一流大学を出て、人がうらやむような有名企業に就職しました。

しかし、傍目(はため)の華やかさとは大違いで、職場内は競争に次ぐ競争。

同期たちは誰よりも早くいい地位に就こう、と業績を挙げ、上司に認められることに血眼(ちまなこ)になっていました。

この男性もまた、地位や給料が上がりさえすれば「幸せ」を手に入れられると思って、自分の競争意識を煽(あお)り立てていました。

そして、課長から次長、部長へとだんだんと昇格して、名刺を出せば周囲から尊敬の眼差(まなざ)しで見られるような立場になりました。
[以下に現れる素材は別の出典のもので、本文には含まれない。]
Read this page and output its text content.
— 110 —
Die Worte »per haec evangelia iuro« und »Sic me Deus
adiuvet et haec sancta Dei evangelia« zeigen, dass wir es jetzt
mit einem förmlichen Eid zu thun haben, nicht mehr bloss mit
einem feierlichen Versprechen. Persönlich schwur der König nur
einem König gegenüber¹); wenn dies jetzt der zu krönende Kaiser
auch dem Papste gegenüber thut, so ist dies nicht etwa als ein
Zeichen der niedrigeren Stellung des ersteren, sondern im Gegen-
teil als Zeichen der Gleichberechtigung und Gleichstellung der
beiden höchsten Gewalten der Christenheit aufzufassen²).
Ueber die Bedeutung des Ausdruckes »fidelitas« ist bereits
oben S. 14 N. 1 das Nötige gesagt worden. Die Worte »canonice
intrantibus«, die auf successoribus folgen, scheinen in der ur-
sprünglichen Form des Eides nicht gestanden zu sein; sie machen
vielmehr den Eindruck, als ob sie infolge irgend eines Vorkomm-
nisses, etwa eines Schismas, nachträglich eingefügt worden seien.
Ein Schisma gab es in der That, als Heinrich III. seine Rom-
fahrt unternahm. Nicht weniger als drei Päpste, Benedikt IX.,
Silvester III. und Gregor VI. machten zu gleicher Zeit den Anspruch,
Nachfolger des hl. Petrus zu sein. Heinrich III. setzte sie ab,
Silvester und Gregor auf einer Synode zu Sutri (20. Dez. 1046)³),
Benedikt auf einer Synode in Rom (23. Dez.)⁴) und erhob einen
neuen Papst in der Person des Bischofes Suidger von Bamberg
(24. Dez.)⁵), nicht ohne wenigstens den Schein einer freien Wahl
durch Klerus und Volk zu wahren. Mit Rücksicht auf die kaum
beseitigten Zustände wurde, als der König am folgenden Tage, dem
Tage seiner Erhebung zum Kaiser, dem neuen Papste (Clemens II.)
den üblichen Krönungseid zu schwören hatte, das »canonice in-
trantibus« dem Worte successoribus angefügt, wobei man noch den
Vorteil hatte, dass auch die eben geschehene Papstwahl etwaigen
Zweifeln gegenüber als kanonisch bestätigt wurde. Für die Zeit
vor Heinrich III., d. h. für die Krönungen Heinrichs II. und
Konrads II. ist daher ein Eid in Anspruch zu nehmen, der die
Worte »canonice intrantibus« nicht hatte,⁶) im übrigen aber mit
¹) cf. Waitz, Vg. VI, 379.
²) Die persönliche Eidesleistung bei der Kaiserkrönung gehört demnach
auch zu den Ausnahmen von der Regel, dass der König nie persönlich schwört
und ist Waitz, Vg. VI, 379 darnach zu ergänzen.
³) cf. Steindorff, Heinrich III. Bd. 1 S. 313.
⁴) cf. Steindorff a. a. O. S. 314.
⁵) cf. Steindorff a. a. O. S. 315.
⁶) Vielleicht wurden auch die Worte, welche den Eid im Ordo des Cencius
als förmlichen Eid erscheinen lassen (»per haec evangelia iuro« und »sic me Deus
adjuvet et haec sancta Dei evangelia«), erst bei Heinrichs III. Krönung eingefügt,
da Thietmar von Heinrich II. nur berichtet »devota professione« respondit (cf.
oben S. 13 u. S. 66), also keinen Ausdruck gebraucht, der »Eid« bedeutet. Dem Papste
若いころから追い求めていた「幸せ」に大きく近づいていたはずでした。

ところが、理想のポジションを得ても、少しの安心感も満足感も得られず、それよりも責任と重圧、焦りの気持ちばかりが高まっていったというのです。

退職して年月が経ったいま、当時を振り返りながら、「あの頃は本当に空(むな)しい毎日でした。努力をすればするほど涙することが多くなるのですから」としみじみと話していました。

そして「いまでは、どうすれば幸せを勝ち取れるかとは全く考えなくなりました。むしろ、心を荒げて忙しそうに走り回っているビジネスマンを目にすると、かつての自分もそうだったと心から同情し、その人の本当の幸せを祈らずにはいられない気持ちになります。」と付け加えました。

彼にとってのいまの喜びは健康でいられること、本音で語り合える仲間がいることなど、どれも些細なことばかりです。

名誉や肩書を求めていた頃は、「どこに行っても」手にはいらなかった幸せが、「いま、ここ」に目を向けるようになったいま、ようやく感じられるようになったと言います。